I can’t believe that these videos were proudly sent to me the inserts that start at 5:34 in the second one, with some yob swearing about “the Paki’s” in England. I don’t need to respond to these videos: such blatant racism at the heart of this video speaks for itself. This is not just wrong, it is vile. The basis of the argument in the video at this point is that “different race groups should live separately because that’s just normal”. I am a South African, and I can tell you how this story ends.

I believe that the current system of the world is deeply flawed. I believe that this worldview is on the wrong side of history.

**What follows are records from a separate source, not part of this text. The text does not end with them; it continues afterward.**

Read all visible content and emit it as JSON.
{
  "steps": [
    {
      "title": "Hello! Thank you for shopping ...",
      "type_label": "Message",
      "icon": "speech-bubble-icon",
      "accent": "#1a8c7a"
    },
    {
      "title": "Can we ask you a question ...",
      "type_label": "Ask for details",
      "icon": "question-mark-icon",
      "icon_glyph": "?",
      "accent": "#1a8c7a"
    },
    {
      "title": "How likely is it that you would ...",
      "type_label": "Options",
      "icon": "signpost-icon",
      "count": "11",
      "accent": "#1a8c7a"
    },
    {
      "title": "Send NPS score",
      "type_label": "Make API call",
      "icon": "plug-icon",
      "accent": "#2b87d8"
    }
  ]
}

I have some sympathy for some of what is said. I don’t buy into some of the overstatements of some oppressed groups, for example. I agree with the second video when it says that words matter. And I even agree with its critique of some people who have said that the oppressed can never be oppressors – that’s nonsense. But it is just patently untrue to say, as the video does at 6:58, that there is no deviation or criticism allowed. I do agree that we need to move through some of where we are at the moment (“a desolate form of eternal warfare between ever more narrowly defined groups of offended minorities”) to something that is more healthy and inclusive and wholesome. And I am pretty certain that this is the aim of almost everyone who claims to be a liberal progressive.

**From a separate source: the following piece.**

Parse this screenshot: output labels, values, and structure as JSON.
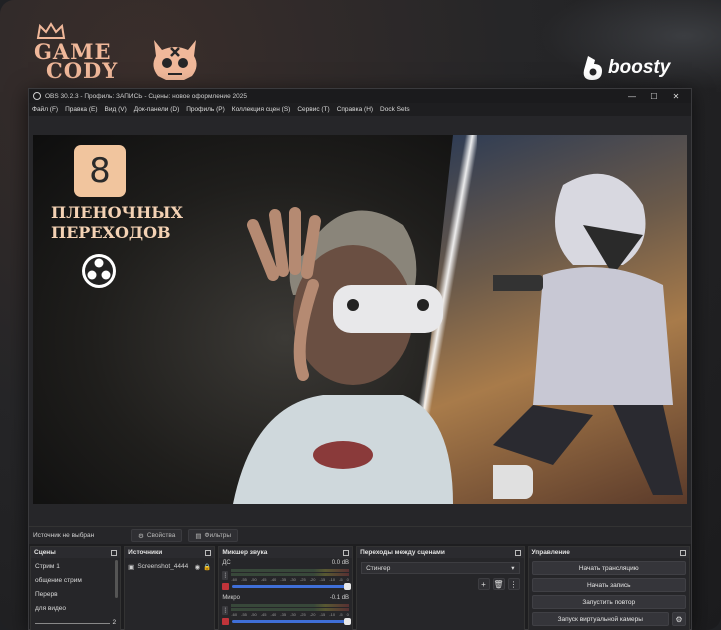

These would be issues worth debating. But these two videos are not.

I do not believe that BLM and other movements have been formed as part of a half century long conspiracy to destroy America. I do not believe that the acceptance of equal rights for homosexuals, Muslims, women and black people will be the death of America. I do not buy the central thesis of these two videos..

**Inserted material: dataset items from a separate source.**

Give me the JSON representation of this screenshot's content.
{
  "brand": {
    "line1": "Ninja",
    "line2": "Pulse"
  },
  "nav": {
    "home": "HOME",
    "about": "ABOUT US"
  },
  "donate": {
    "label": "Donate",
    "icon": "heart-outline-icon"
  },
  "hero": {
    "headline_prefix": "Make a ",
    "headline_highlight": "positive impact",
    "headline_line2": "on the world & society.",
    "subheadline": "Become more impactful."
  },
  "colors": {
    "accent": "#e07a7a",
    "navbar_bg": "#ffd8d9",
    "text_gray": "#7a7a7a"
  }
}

Let me then be clear: I believe in a multicultural world. I am a bold ally of the LGBT community. I am a feminist. I believe in building a world that does not discriminate. In fact, as a South African, allow me to quote the preamble to the new constitution of the country of my birth, the country of my heart, as an example of the world I believe in:

“We, the people of South Africa, Recognise the injustices of our past; Honour those who suffered for justice and freedom in our land; Respect those who have worked to build and develop our country; and Believe that South Africa belongs to all who live in it, united in our diversity. We therefore, through our freely elected representatives, adopt this constitution as the supreme law of the Republic so as to – Heal the divisions of the past and establish a society based on democratic values, social justice and fundamental human rights; Lay the foundations for a democratic and open society in which government is based on the will of the people and every citizen is equally protected by law; Improve the quality of life of all citizens and free the potential of each person; and Build a united and democratic South Africa able to take its rightful place as a sovereign state in the family of nations. … The state may not unfairly discriminate directly or indirectly against anyone on one or more grounds, including race, gender, sex, pregnancy, marital status, ethnic or social origin, colour, sexual orientation, age, disability, religion, conscience, belief, culture, language and birth.”

And I believe that we must redress the prejudices of the past – and the present – in substantive, systemic and proactive ways. I believe that acknowledging oppression is a key starting point. I believe that this worldview is on the right side of history.